Re: [PATCH, RFC 2/2] Implement sharing/unsharing of PMDs for FS/DAX

From: Dan Williams
Date: Fri May 24 2019 - 13:05:19 EST


On Fri, May 24, 2019 at 9:07 AM Larry Bassel <larry.bassel@xxxxxxxxxx> wrote:
> On 14 May 19 16:01, Kirill A. Shutemov wrote:
> > On Thu, May 09, 2019 at 09:05:33AM -0700, Larry Bassel wrote:
[..]
> > > diff --git a/mm/memory.c b/mm/memory.c
> > > index f7d962d..4c1814c 100644
> > > --- a/mm/memory.c
> > > +++ b/mm/memory.c
> > > @@ -3845,6 +3845,109 @@ static vm_fault_t handle_pte_fault(struct vm_fault *vmf)
> > > return 0;
> > > }
> > >
> > > +#ifdef CONFIG_MAY_SHARE_FSDAX_PMD
> > > +static pmd_t *huge_pmd_offset(struct mm_struct *mm,
> > > + unsigned long addr, unsigned long sz)
> >
> > Could you explain what this function suppose to do?
> >
> > As far as I can see vma_mmu_pagesize() is always PAGE_SIZE of DAX
> > filesystem.

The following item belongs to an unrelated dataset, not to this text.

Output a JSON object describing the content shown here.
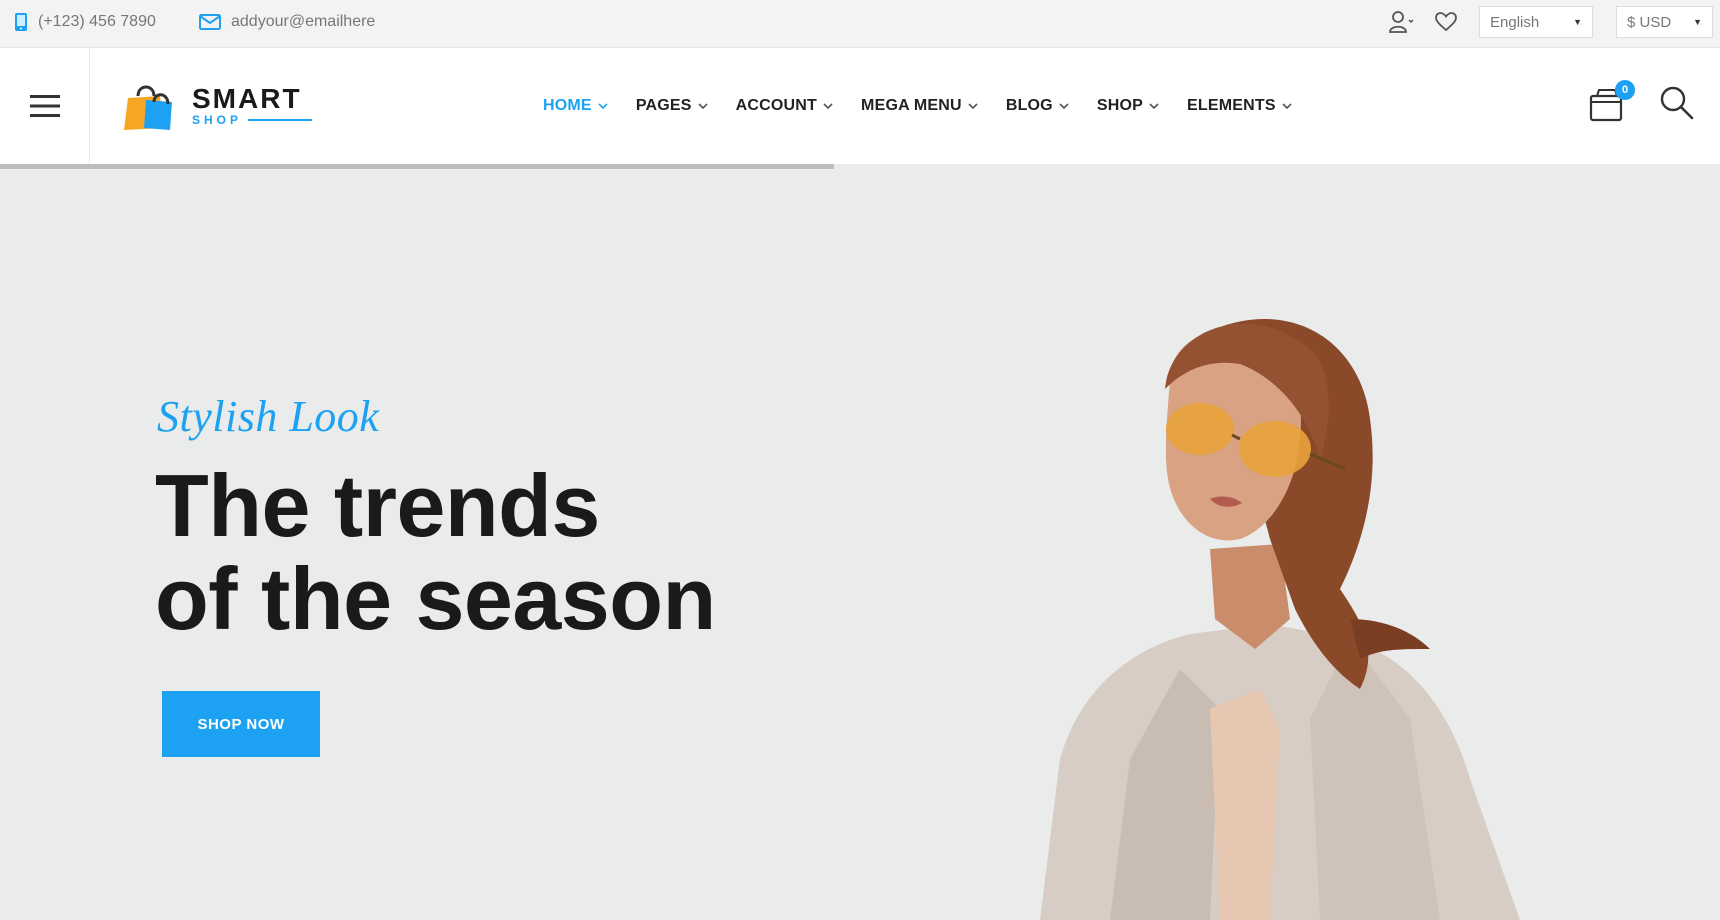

So we have 'sz' == PAGE_SIZE here.
>
> I thought so too, but in my testing I found that vma_mmu_pagesize() returns
> 4KiB, which differs from the DAX filesystem's 2MiB pagesize.

A given filesystem-dax vma is allowed to support both 4K and 2M
mappings, so the vma_mmu_pagesize() is not granular enough to describe
the capabilities of a filesystem-dax vma. In the device-dax case,
where there are mapping guarantees, the implementation does arrange
for vma_mmu_pagesize() to reflect the right page size.